Taein considers his closet beautiful if there exists an integer $k$ ($1 \le k \le N$) such that $c_1 \leq c_2 \leq \cdots \leq c_k \geq c_{k+1} \geq \cdots \geq c_N$.

However, organizing the closet into a beautiful state is quite tedious. So, Taein decided to remove at most $M$ clothes from the closet to make the remaining clothes almost beautiful.

After removing at most $M$ clothes, let $L$ be the number of remaining clothes, and let $d_j$ be the color of the $j$-th clothes from the left. Taein decided to recognize two adjacent clothes as the same color if the difference in color between them is at most $x$. In other words, the closet is called almost beautiful if there exists an integer $k$ ($1 \le k \le L$) for which the following holds:

• $d_j - d_{j+1} \leq x$ for each integer $j$ such that $1 \leq j < k$.
• $d_{j+1} - d_j \leq x$ for each integer $j$ such that $k \leq j < L$.

Let's find the smallest value of non-negative integer $x$ that can make the closet almost beautiful by removing $M$ or fewer clothes.

Input

The first line contains two integers $N$ and $M$ separated by a space.

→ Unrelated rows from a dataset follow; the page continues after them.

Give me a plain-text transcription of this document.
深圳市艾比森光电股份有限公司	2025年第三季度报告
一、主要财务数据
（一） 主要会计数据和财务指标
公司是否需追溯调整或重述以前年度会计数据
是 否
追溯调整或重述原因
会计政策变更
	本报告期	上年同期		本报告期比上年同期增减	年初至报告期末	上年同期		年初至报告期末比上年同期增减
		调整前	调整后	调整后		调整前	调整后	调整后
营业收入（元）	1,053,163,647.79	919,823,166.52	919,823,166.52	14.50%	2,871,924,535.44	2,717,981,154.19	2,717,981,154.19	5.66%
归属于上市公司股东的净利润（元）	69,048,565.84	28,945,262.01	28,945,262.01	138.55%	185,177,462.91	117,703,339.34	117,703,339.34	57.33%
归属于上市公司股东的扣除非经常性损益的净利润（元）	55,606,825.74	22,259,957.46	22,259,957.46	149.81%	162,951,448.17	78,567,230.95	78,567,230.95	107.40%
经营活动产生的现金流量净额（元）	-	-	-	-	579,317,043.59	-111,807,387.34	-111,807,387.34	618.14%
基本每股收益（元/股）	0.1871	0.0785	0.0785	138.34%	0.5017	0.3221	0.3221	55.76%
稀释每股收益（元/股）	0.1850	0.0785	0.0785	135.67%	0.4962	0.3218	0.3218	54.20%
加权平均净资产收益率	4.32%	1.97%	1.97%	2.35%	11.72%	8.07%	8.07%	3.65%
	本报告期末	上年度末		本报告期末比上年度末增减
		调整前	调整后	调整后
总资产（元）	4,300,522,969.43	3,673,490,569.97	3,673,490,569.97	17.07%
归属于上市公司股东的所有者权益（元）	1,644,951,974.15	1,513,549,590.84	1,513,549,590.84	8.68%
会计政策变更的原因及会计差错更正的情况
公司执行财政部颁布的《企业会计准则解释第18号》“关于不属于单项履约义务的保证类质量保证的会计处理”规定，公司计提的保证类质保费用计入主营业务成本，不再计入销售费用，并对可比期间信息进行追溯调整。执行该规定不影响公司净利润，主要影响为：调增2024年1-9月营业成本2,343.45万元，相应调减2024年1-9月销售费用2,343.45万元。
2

The second line contains $N$ integers $c_1, c_2, \ldots, c_N$ separated by a space.

Output

Print the smallest value of $x$ ($x \ge 0$) that can make the closet almost beautiful.

Subtasks

• $1 \leq N \leq 10^5$
• $0 \leq M \leq N$
• $1 \leq c_i \leq 10^9$ ($1 \leq i \leq N$)

Subtask 1 (4 points)

$M=0$

Subtask 2 (21 points)

$1 \leq N \leq 1\,000$

Subtask 3 (16 points)

$1 \leq c_i \leq 100$ ($1 \leq i \leq N$)

Subtask 4 (59 points)

No additional constraints.

Examples

Input 1

10 2
4 2 7 15 3 11 12 10 2 6

Output 1

2

Note

When $x=2$, Taein can make the closet almost beautiful by removing the 5th and 9th clothes from the left. There are no smaller values of $x$ which make it possible to make the closet almost beautiful.